WASHINGTON (Reuters) - The Federal Reserve said on Tuesday it was immediately launching a new consumer compliance supervision program for mortgage companies and other non-bank subsidiaries of the firms it regulates.
The Fed said the new policy will allow investigations of consumer complaints against non-depository entities of bank holding companies and foreign banking firms and will be implemented under existing regulatory authorities.
The move comes as the Obama administration is pressing Congress to pass legislation that would strip consumer compliance duties from the Fed and other bank regulators and consolidate it at a new agency, the Consumer Financial Protection Agency.
The Fed has come under intense criticism among lawmakers and housing advocates for failing to use its legal authority for years to write tougher rules on mortgage underwriting standards and credit cards, which some blame for deepening the financial crisis.

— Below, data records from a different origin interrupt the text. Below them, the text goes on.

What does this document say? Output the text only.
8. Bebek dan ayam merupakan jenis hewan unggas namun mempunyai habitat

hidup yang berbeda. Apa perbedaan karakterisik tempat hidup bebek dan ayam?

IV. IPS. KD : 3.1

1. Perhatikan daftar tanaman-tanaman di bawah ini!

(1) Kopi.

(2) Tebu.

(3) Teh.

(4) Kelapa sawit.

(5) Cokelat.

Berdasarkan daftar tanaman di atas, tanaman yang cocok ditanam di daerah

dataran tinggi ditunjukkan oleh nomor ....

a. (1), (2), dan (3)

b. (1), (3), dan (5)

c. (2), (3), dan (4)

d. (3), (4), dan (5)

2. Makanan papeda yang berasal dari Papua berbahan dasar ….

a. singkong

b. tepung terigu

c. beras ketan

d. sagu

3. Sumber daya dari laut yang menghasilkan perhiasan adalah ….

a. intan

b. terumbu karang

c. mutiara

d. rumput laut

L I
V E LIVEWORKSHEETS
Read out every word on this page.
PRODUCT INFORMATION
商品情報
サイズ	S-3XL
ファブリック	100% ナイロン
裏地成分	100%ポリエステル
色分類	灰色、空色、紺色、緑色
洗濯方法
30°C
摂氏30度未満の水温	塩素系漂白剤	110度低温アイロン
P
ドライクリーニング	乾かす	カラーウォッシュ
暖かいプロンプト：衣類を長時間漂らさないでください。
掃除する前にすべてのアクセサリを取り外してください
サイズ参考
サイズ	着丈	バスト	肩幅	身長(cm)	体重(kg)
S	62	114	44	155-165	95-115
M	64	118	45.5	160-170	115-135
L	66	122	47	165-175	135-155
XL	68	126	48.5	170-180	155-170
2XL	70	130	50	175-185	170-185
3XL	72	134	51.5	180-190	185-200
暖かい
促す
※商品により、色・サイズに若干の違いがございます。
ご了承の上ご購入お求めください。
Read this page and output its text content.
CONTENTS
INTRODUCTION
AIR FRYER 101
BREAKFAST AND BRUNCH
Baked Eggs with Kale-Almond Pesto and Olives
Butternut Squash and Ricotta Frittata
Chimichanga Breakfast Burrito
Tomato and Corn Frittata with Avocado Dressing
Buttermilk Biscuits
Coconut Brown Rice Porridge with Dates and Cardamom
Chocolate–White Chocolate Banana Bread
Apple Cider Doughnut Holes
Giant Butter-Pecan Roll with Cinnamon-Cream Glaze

Fed Chairman Ben Bernanke has in recent months put in place tougher rules, but these steps may not be enough to save these functions at the U.S. central bank. The Obama administration hopes to win approval of the new consumer agency by year-end, along with other financial reforms.
The Fed said in a statement that the new compliance program stems from a 2007 pilot program launched with the Federal Trade Commission, the Office of Thrift Supervision and two associations of state regulators to conduct consumer compliance reviews on non-depository subprime mortgage lenders.
“The policy announced today builds upon the groundwork of the pilot program and responds to a need for more effective supervision and consumer protection,” the Fed said. “It is designed to improve the Federal Reserve’s understanding of the consumer compliance risk that certain products and services may pose to the holding companies and consumers and to guide supervisory activity for these entities.”